La sezione del capping è illustrata nella Figura 2. Come si può vedere, ci sono complessivamente nove potenziali piani di scivolamento (Tabella 1); per alcuni erano già disponibili i risultati delle prove di taglio mentre per altri sono state eseguite prove di taglio specifiche per il progetto. In favore di sicurezza e in accordo con le raccomandazioni tedesche sulla geotecnica delle discariche e dei siti contaminati, le analisi sono state effettuate considerando solo gli angoli di attrito, mentre la coesione e l'adesione sono state trascurate.

Tabella 1 Potenziali superfici di scivolamento
• Tra geocomposito drenante e terreno di copertura
• Geocomposito drenante - resistenza al taglio interno
• Tra geocomposito drenante e ghiaia drenante 16/32
• Tra ghiaia drenante 16/32 e nontessuto di protezione da 1.200 g/m2
• Tra nontessuto di protezione da 1.200 g/m² e membrana impermeabile
• Tra membrana impermeabile in LDPE e Tektoseal Active AC
• Tra Tektoseal Active AC e NaBento RL-C
• NaBento RL-C - resistenza al taglio interno
• Tra NaBento RL-C e terreno

Sono state individuate due potenziali superfici di scivolamento indipendenti tra loro al di sotto e al di sopra dello strato di drenaggio in ghiaia.

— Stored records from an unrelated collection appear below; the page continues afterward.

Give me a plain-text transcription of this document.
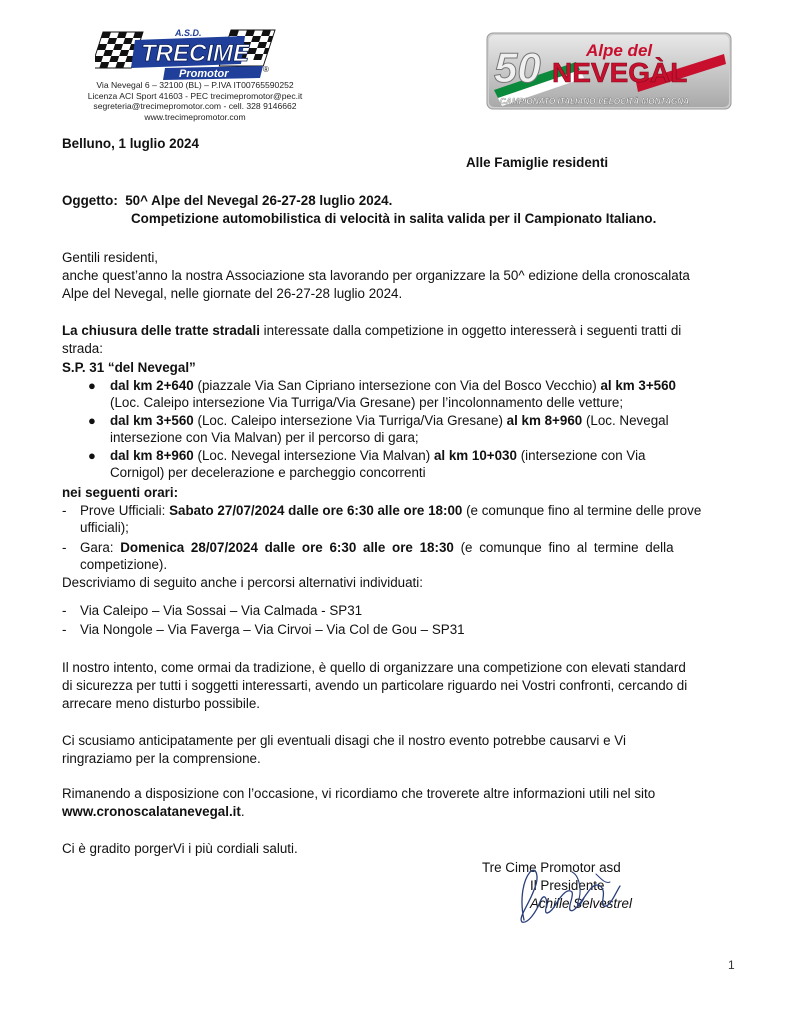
A.S.D.
TRECIME
Promotor	®
Via Nevegal 6 – 32100 (BL) – P.IVA IT00765590252
Licenza ACI Sport 41603 - PEC trecimepromotor@pec.it
segreteria@trecimepromotor.com - cell. 328 9146662
www.trecimepromotor.com
50	Alpe del
NEVEGÀL
CAMPIONATO ITALIANO VELOCITÀ MONTAGNA
Belluno, 1 luglio 2024
Alle Famiglie residenti
Oggetto: 50^ Alpe del Nevegal 26-27-28 luglio 2024.
Competizione automobilistica di velocità in salita valida per il Campionato Italiano.
Gentili residenti,
anche quest’anno la nostra Associazione sta lavorando per organizzare la 50^ edizione della cronoscalata
Alpe del Nevegal, nelle giornate del 26-27-28 luglio 2024.
La chiusura delle tratte stradali interessate dalla competizione in oggetto interesserà i seguenti tratti di
strada:
S.P. 31 “del Nevegal”
● dal km 2+640 (piazzale Via San Cipriano intersezione con Via del Bosco Vecchio) al km 3+560
(Loc. Caleipo intersezione Via Turriga/Via Gresane) per l’incolonnamento delle vetture;
● dal km 3+560 (Loc. Caleipo intersezione Via Turriga/Via Gresane) al km 8+960 (Loc. Nevegal
intersezione con Via Malvan) per il percorso di gara;
● dal km 8+960 (Loc. Nevegal intersezione Via Malvan) al km 10+030 (intersezione con Via
Cornigol) per decelerazione e parcheggio concorrenti
nei seguenti orari:
- Prove Ufficiali: Sabato 27/07/2024 dalle ore 6:30 alle ore 18:00 (e comunque fino al termine delle prove
ufficiali);
- Gara: Domenica 28/07/2024 dalle ore 6:30 alle ore 18:30 (e comunque fino al termine della
competizione).
Descriviamo di seguito anche i percorsi alternativi individuati:
- Via Caleipo – Via Sossai – Via Calmada - SP31
- Via Nongole – Via Faverga – Via Cirvoi – Via Col de Gou – SP31
Il nostro intento, come ormai da tradizione, è quello di organizzare una competizione con elevati standard
di sicurezza per tutti i soggetti interessarti, avendo un particolare riguardo nei Vostri confronti, cercando di
arrecare meno disturbo possibile.
Ci scusiamo anticipatamente per gli eventuali disagi che il nostro evento potrebbe causarvi e Vi
ringraziamo per la comprensione.
Rimanendo a disposizione con l’occasione, vi ricordiamo che troverete altre informazioni utili nel sito
www.cronoscalatanevegal.it.
Ci è gradito porgerVi i più cordiali saluti.
Tre Cime Promotor asd
Il Presidente
Achille Selvestrel
1
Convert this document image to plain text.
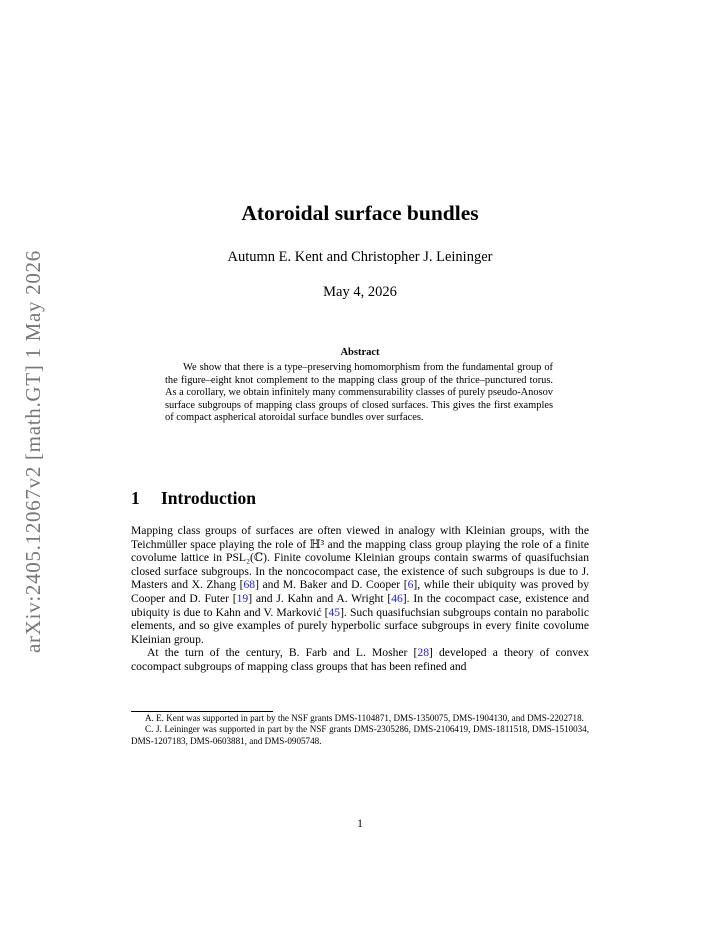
arXiv:2405.12067v2 [math.GT] 1 May 2026
Atoroidal surface bundles
Autumn E. Kent and Christopher J. Leininger
May 4, 2026
Abstract
We show that there is a type–preserving homomorphism from the fundamental group of the figure–eight knot complement to the mapping class group of the thrice–punctured torus. As a corollary, we obtain infinitely many commensurability classes of purely pseudo-Anosov surface subgroups of mapping class groups of closed surfaces. This gives the first examples of compact aspherical atoroidal surface bundles over surfaces.
1 Introduction

Mapping class groups of surfaces are often viewed in analogy with Kleinian groups, with the Teichmüller space playing the role of ℍ³ and the mapping class group playing the role of a finite covolume lattice in PSL₂(ℂ). Finite covolume Kleinian groups contain swarms of quasifuchsian closed surface subgroups. In the noncocompact case, the existence of such subgroups is due to J. Masters and X. Zhang [68] and M. Baker and D. Cooper [6], while their ubiquity was proved by Cooper and D. Futer [19] and J. Kahn and A. Wright [46]. In the cocompact case, existence and ubiquity is due to Kahn and V. Marković [45]. Such quasifuchsian subgroups contain no parabolic elements, and so give examples of purely hyperbolic surface subgroups in every finite covolume Kleinian group.

At the turn of the century, B. Farb and L. Mosher [28] developed a theory of convex cocompact subgroups of mapping class groups that has been refined and

A. E. Kent was supported in part by the NSF grants DMS-1104871, DMS-1350075, DMS-1904130, and DMS-2202718.

C. J. Leininger was supported in part by the NSF grants DMS-2305286, DMS-2106419, DMS-1811518, DMS-1510034, DMS-1207183, DMS-0603881, and DMS-0905748.

1
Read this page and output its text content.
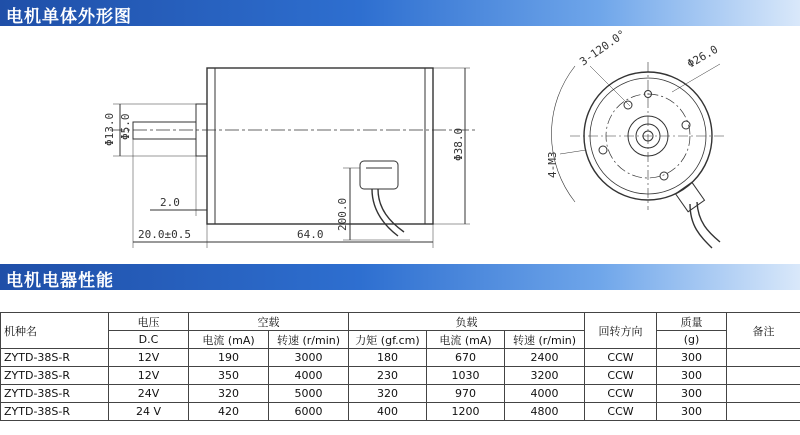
电机单体外形图
Φ13.0 Φ5.0
Φ38.0
2.0
20.0±0.5	64.0
200.0
3-120.0°	Φ26.0
4-M3
电机电器性能
机种名	电压	空载		负载			回转方向	质量	备注
	D.C	电流 (mA)	转速 (r/min)	力矩 (gf.cm)	电流 (mA)	转速 (r/min)		(g)	
ZYTD-38S-R	12V	190	3000	180	670	2400	CCW	300	
ZYTD-38S-R	12V	350	4000	230	1030	3200	CCW	300	
ZYTD-38S-R	24V	320	5000	320	970	4000	CCW	300	
ZYTD-38S-R	24 V	420	6000	400	1200	4800	CCW	300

La superficie critica di scorrimento al di sopra dello strato di ghiaia drenante è quella interna al geocomposito drenante (d=23°) mentre la superficie critica di scorrimento al di sotto dello strato di ghiaia drenante è stata individuata tra il geotessile nontessuto di protezione e la membrana LDPE (d=10,5°). A causa della loro distanza verticale, le due superfici hanno richiesto una valutazione separata e una specifica scelta della geogriglia di rinforzo.

Le verifiche di stabilità sono state eseguite secondo l'Eurocodice 7, mentre la metodologia di calcolo utilizzata è basata sulle raccomandazioni tedesche EBGEO, relative alla progettazione e l'analisi delle strutture in terra rinforzate con geosintetici.
Per le geogriglie sono state calcolate resistenze minime di 200 kN/m (Fortrac 200 T) per lo strato superiore e di 600 kN/m (Fortrac 600 T) per lo strato inferiore.
Dal momento che l'uso di trincee di ancoraggio non era tecnicamente fattibile a causa dell'impossibilità di effettuare operazioni di scavo nella discarica, l'unico modo possibile era quello di adottare degli ancoraggi pianeggianti. I bassi valori degli angoli di attrito (in particolare il valore di d=10,5° tra il geotessile nontessuto e la membrana) richiedevano lunghezze di ancoraggio molto significative (fino a 66 m). In alcuni punti però lo spazio disponibile era limitato a 25-32 m e quindi, a causa di questi vincoli geometrici, la soluzione adottata è stata quella di posare un'unica geogriglia continua che si estendesse sui pendii opposti a forma di sella, in modo che gli ancoraggi sui pendii opposti avessero così un effetto di controbilanciamento. Tuttavia, per evitare l'instaurarsi di azioni non bilanciate, questa soluzione ha richiesto la posa simultanea e parallela del terreno sui pendii opposti. È stato quindi necessario studiare specifici schemi di posa per garantire la stabilità anche in fase costruttiva (vedi figura 3).

Conclusioni
Dal momento che non esiste una soluzione universale ai problemi posti dai siti contaminati, i progettisti necessitano di un ventaglio di soluzioni tra cui selezionare le misure più adatte. Il capping attivo multistrato e multifunzionale in geosintetici descritto in questo articolo rappresenta una nuova possibilità. Le specifiche necessità di ogni singolo sito possono essere facilmente soddisfatte scegliendo opportunamente i materiali che costituiscono il capping. Ad esempio, nel progetto descritto nell'articolo sono state utilizzate geogriglie di rinforzo per garantire stabilità al capping nonostante i vincoli geometrici esistenti. Da un punto di vista ecologico e ambientale, per il sito contaminato K20 non c'è attualmente alcuna alternativa alla soluzione di capping illustrata in quanto ha eliminato la necessità di migliaia di trasporti di sostanze contaminate ed evita qualsiasi rischio di contaminazione durante le fasi di carico, scarico e trasporto. Il capping realizzato proteggerà la discarica sia dall'ingresso di precipitazioni che dall'azione del vento. La costruzione è iniziata nell'inverno 2016 ed è stata completata nell'inverno 2018.